THE LAST BASTION of privacy away from home – your friendly, no-questions-asked corner bar – is about to get the Big Brother treatment in Philadelphia.
Under a City Council bill that is almost certain to be adopted this fall, every taproom and takeout store in the city will be required to install an electronic scanner that reads the magnetic strip on the back of Pennsylvania driver’s licenses.
The handheld scanner displays the birth date and current age of the licensee.
It’s the latest weapon in the war against underage drinking. The scanners can easily detect the fake and altered IDs that are commonly used by minors.
I won’t dwell on the underage issue here. I personally think the 21-year-old minimum is silly. (Honestly, who among us adult drinkers didn’t first taste beer as a teen-ager? )
But even if you believe it’s in our interest to stop 18-year-olds from drinking (remember Mardi Gras on South Street), this new law should worry every adult who has ever sought a moment of undisturbed refuge at the neighborhood tavern.
With this technology, City Hall, the cops or whoever may someday could monitor every sip you take.

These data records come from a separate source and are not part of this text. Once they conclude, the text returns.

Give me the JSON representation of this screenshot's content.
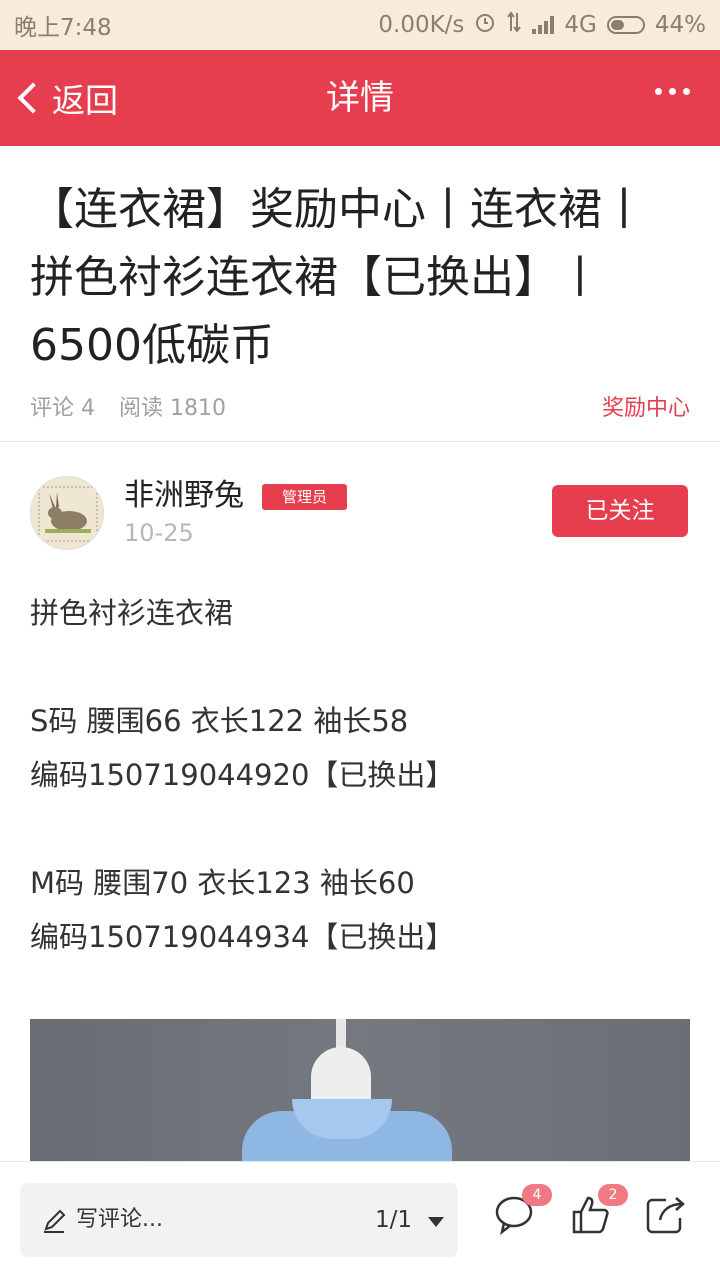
{
  "status_bar": {
    "time": "晚上7:48",
    "network_speed": "0.00K/s",
    "network_type": "4G",
    "battery": "44%",
    "battery_level": 0.44
  },
  "nav": {
    "back_label": "返回",
    "title": "详情",
    "more_icon": "more-icon"
  },
  "article": {
    "title": "【连衣裙】奖励中心丨连衣裙丨拼色衬衫连衣裙【已换出】丨6500低碳币",
    "comments_label": "评论 4",
    "reads_label": "阅读 1810",
    "category": "奖励中心"
  },
  "author": {
    "name": "非洲野兔",
    "badge": "管理员",
    "date": "10-25",
    "follow_label": "已关注"
  },
  "content": {
    "lines": [
      "拼色衬衫连衣裙",
      "",
      "S码  腰围66  衣长122  袖长58",
      "编码150719044920【已换出】",
      "",
      "M码  腰围70  衣长123  袖长60",
      "编码150719044934【已换出】"
    ]
  },
  "bottom_bar": {
    "comment_placeholder": "写评论...",
    "page_indicator": "1/1",
    "comment_count": "4",
    "like_count": "2"
  },
  "colors": {
    "accent": "#e63d4f",
    "status_bar_bg": "#f6ecd9"
  }
}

Proponents of the scanners think I’m paranoid. They say the equipment reads only the birth date that is printed on the front of my license.
(So far, only state driver’s licenses with magnetic strips can be read. That includes Delaware but not New Jersey, where info is printed in a bar code. )
They also say the scanners do not collect the info. A popular model called ViAge, for example, merely displays the birth date and age on a small screen.
But it doesn’t take much of a fearful Orwellian vision to see where this is headed.
First, those magnetic strips can be digitized with more than just name, rank and serial number. How about past convictions? Or your home phone number? And the scanners can be programmed to read it all.
Second, you can bet the data eventually will be collected. Another system used in State Stores, called Minor Checker, already does just that, electronically downloading all records from swiped licenses onto the hard drive.
Third, there’s no restriction on whose license gets checked, or when. So what if you’ve got a gray beard and look the other side of 45? You can still be carded – every time you order a sixpack.
“The question that occurs to me,” said Larry Frankel, executive director of the American Civil Liberties Union of Pennsylvania, “is what use could be derived from this information?
“Even if there were explicit restrictions that would prohibit retaining any info from the card. . .I would be wary because there’s a financial incentive to collect the information and sell it. ”
How much do you think Coors would pay, for example, to know how many Buds you downed last month?
What about lawyers digging for dirt in divorce cases? Or insurance companies running background checks?
And how long will it be till the cops subpoena your bar tab in some unsolved felony?
Suddenly, a quiet night with a bottle won’t be so private anymore.
The city’s tavern owners – who normally squawk every time City Hall imposes new regulations on them – have not openly complained.
Certainly, they can’t gripe about the cost. Though the scanners cost between $400 and $1,500 apiece, that’s a bargain compared to the Liquor Control Board fines and attorney fees they face in a single underage drinking violation.
And they have further incentive: By carding every customer and monitoring consumption, bar owners can protect themselves from Dram Shop liability lawsuits.
Considering the expert quality of fake IDs, I can understand why liquor stores welcome the scanners. Internet sites offer bogus licenses and forging kits for as little as $15. Almost every college campus has an enterprising sophomore who can put together a passable ID with a laser printer and a few arts and crafts supplies.
At the Sixpack Store (Tyson Avenue and Roosevelt Boulevard), owner Ray Swerdlow showed me a collection of driver’s licenses he’d confiscated with his ViAge. To the naked eye, it was almost impossible to detect any alteration.
Vanessa, supposedly born on 10/25/79, was actually only 17.
Lou’s license said he was born in 1980. The scanner showed it was actually 1984.
“Some of these,” Swerdlow said, “are just perfect. You simply cannot tell it’s fake. The scanner is the only way to detect an altered ID.
“My customers know I have the machine, so [minors] don’t even bother trying to buy beer anymore. ”
But kids can be dumb. While I interviewed Swerdlow, a young man – he looked 21 to me – walked up to the register with a pair of 40-ounce Mickeys.
“Yo, what’s that?” he asked, pointing to the ViAge.
“Go ahead, swipe your license through it and see,” Swerdlow said.
The guy obliged. The scanner said his license had expired – a sign that the ID might be fake. He stammered a few seconds, made excuses, and offered to show his school ID. But he walked out without his malt liquor.
So finally we have the technology to stop a kid trying to catch a buzz.
How long do you think it took the kid to score a 40 somewhere else?
Councilman Frank DiCicco, the author of this bill, said it’s the city’s obligation to control underage drinking “as best as humanly possible. ”
I don’t agree – not when it means we all sacrifice yet another bit of privacy to digital snooping.
Joe Sixpack, by Staff Writer Don Russell, was written this week with a bottle of Neuzelle Original Bathbeer.